“I will destroy you,” he whispers, that smirk of his fading into an incredibly serious mask. “Everything you are, everything the people of Laconia believe you to be, I will destroy it all, Rey. It is my purpose.”
“Is it? Or are you still under whatever spell the first high empress put on you before she locked you up and threw away the key?”
Invictis’s gaze narrows at me, and the frown that fills his face tells me he did not anticipate me saying that. “I am under no one’s spell. Not anymore. My destruction is now my own.”
“Why?”
“It is what I do.”
“But why? Why is it what you do? Why can’t you do something else, anything else? If your will is your own, why can’t you just let things be and, I don’t know, not destroy all civilization in Laconia?”
Invictis cocks his head. “Does the hunter stop hunting when it catches its prey? No. It feasts and then it hunts again—”
“Uh, no. It feasts and then it probably takes a nap. Animals don’t kill just to kill—and if they do, then they’re not hunting. They’re defending their territory or trying to protect themselves from something they see as a threat. Is that how you view humans? You think we’re a threat to you? Or maybe every square fucking inch of Laconia is your territory?”
He leans over me, his tall frame enough to stifle and intimidate, but all I can see is the vibrancy of his blue eyes, theway they seem to shimmer even though they have no business doing that here, in a memory of the store I used to work at.
“You cannot define me in mortal terms. I am eternal. I have always existed and I will continue to exist long after your kind is gone,” he whispers.
I don’t know what makes me say it, and it’ll probably fall on deaf ears, but the words leave me before I can stop them: “It doesn’t have to be like that. You don’t have to wipe everything out. You can let them be, let them live.”
A minute passes before he mutters, “And why should I do that? Why should the most powerful being alive bow down to mere mortals?”
“Because if all you do is kill, if all you bring is destruction… what’s the point? Sure, you’re infinite, but isn’t the point of life to live it? Don’t you want to experience everything you can? Eat all the food you can get your hands on, go swim in the ocean, get drunk—” Okay, maybe that’s not the best suggestion. “All I’m saying is there’s so much more to life than death.”
“For a short-lived race, it is understandable why you would feel this way, but I am not like you. Not like Frederick or anyone else in Laconia. I am more.”
“Trust me, I know exactly what you are and what you can do.”
“Then why tell me I should go against my nature?”
“Because you’re not an animal!” I practically yell that at him, although given the fact that he looms over me like a fucking tower, the effect is minimal. “You have a choice! Maybe you’re not human, but you’re not a mindless animal following its instincts, either. You don’t have to be a mass-fucking-murderer!”
Invictis is quiet for a few seconds, and then he whispers, “You have such a narrow view on eternity, and you will never comprehend what I am. My purpose is—” He pauses. “—I must clean the slate. It is the only way.”
I don’t yell this next part. I say it quietly, so quiet it’s hard to hear, “The only way for what?”

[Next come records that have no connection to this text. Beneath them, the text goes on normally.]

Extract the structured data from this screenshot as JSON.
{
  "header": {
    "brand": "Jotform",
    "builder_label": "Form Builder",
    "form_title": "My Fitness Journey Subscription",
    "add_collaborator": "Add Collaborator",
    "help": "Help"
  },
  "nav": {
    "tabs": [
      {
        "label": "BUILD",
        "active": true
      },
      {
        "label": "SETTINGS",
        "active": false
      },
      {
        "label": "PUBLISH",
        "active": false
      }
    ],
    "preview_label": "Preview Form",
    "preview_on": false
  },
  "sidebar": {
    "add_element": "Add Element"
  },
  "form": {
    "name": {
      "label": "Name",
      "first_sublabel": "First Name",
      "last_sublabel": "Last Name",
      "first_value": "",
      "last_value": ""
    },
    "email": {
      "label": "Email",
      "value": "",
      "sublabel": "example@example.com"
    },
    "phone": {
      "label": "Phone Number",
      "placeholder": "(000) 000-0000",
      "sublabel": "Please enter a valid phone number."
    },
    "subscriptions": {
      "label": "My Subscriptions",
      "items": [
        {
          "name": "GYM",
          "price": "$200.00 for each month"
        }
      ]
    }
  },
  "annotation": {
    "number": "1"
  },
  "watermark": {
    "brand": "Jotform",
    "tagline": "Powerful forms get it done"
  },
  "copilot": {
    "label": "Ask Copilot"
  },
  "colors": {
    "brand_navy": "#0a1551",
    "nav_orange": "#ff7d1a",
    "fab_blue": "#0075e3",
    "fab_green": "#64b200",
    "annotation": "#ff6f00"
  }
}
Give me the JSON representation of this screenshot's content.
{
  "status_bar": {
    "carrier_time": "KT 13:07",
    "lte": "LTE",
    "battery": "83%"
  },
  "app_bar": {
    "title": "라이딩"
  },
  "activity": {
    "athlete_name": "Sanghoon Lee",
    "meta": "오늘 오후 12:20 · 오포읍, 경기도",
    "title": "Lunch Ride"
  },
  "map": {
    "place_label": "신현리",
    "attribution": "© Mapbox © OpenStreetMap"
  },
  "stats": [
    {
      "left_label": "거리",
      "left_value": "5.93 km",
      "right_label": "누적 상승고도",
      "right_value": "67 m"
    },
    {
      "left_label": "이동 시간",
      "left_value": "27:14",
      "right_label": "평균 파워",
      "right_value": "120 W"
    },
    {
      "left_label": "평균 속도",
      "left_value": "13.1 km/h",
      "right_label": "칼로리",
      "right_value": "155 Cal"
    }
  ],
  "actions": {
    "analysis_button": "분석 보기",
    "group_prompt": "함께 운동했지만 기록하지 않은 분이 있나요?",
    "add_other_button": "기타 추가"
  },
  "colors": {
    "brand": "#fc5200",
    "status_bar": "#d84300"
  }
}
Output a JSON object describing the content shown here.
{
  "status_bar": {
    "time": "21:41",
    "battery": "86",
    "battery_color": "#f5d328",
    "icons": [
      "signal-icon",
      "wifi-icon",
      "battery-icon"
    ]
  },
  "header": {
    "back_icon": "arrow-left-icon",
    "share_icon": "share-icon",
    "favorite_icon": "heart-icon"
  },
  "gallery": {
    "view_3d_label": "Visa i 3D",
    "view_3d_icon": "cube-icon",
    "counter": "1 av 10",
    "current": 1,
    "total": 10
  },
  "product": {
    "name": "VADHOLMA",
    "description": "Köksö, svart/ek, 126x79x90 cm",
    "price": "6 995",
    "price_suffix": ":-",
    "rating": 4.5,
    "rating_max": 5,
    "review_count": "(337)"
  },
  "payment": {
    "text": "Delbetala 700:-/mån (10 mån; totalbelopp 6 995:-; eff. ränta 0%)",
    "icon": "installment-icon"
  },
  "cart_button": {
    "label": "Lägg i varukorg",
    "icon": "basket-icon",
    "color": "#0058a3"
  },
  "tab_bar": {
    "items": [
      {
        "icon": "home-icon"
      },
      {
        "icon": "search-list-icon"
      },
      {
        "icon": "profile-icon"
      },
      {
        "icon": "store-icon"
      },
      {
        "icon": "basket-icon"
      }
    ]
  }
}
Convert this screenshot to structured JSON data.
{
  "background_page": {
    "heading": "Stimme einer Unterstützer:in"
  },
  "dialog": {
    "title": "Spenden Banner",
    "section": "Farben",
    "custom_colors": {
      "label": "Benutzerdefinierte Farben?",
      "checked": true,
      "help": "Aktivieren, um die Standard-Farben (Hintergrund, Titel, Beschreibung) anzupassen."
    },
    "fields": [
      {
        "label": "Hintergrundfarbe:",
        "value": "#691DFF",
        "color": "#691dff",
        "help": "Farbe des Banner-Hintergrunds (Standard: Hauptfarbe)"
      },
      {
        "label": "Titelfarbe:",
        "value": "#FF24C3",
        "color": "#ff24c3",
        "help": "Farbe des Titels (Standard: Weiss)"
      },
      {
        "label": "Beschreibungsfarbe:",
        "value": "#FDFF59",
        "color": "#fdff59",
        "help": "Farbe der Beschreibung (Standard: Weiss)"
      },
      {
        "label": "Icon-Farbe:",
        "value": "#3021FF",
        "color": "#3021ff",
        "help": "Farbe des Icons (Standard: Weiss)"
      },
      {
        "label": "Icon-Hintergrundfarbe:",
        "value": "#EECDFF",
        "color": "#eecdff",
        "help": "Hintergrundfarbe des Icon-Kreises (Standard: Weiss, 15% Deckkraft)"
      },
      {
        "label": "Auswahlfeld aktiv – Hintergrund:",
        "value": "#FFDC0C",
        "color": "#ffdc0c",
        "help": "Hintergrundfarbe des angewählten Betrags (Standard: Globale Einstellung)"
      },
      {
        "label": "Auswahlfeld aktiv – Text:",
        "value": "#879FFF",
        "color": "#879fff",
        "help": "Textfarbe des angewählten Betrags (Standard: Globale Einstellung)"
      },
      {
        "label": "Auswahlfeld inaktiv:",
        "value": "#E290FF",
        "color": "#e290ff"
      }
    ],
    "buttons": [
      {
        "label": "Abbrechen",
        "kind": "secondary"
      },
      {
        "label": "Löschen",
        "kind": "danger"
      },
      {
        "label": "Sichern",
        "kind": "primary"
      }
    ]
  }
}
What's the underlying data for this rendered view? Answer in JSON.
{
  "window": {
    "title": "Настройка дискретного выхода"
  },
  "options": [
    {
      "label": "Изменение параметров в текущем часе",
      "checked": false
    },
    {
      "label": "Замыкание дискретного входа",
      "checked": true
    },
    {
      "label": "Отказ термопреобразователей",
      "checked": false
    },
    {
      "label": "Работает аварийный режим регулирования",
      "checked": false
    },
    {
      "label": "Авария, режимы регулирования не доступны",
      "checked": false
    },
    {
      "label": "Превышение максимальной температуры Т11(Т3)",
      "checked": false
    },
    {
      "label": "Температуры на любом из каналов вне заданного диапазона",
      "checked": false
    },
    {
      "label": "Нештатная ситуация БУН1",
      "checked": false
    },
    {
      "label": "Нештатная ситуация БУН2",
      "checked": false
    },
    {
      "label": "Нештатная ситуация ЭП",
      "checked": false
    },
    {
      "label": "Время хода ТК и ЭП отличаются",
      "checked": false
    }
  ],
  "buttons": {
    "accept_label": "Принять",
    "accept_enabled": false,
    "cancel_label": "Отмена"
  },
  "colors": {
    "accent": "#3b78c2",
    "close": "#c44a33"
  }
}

“The only way to continue.”
I want to ask him what he means, but before I can, I wake up to the early light of dawn, the shared dream nothing but a memory. Slow to sit up, I bring a hand to my head as I groan, and I spare a glance at Frederick and find that he’s already up.
On the other side of camp, Invictis sits, a hard frown on his face. He stares at me hard, so intense it’s like he’s right here beside me and not twenty feet away. I wish I could peek into his head and see what he’s thinking.
Everything I said to him in the dream was true. He’s not an animal. He can make a choice, and that choice doesn’t have to be total annihilation.
But from what it sounded like, when I spoke to the first high empress, Laconia was barren when she first was exiled here, which means Invictis had already wiped everything out. Or, at the very least, all humankind—and that tells me this cycle has gone on longer than I can imagine.
The last thing he said to me in the dream echoes in the back of my mind. It’s the only way to continue.
What did he mean by that?
Chapter Eight
We reach the entrance to the labyrinth in Pylos after another week and a half. Nestled between an ugly crag of a mountain, its stone door is so far removed from the main road that no one in their right mind would ever come across it on their own.
Even before Invictis fucked everything up, Laconia was a dangerous kingdom, with giant beasts ready to take a bite off you. People who traveled between the capital city and Pylos, Acadia, and Magnysia always took the main roads and, from what I understand, always traveled in caravans.
“Amazing,” Frederick mutters as we approach the giant stone door. The labyrinth seems to have been built inside the foot of one of Pylos’s many mountains; who knows how large it’ll be inside. The mountain itself is huge. “There are no records of these labyrinths anywhere in Laconia.”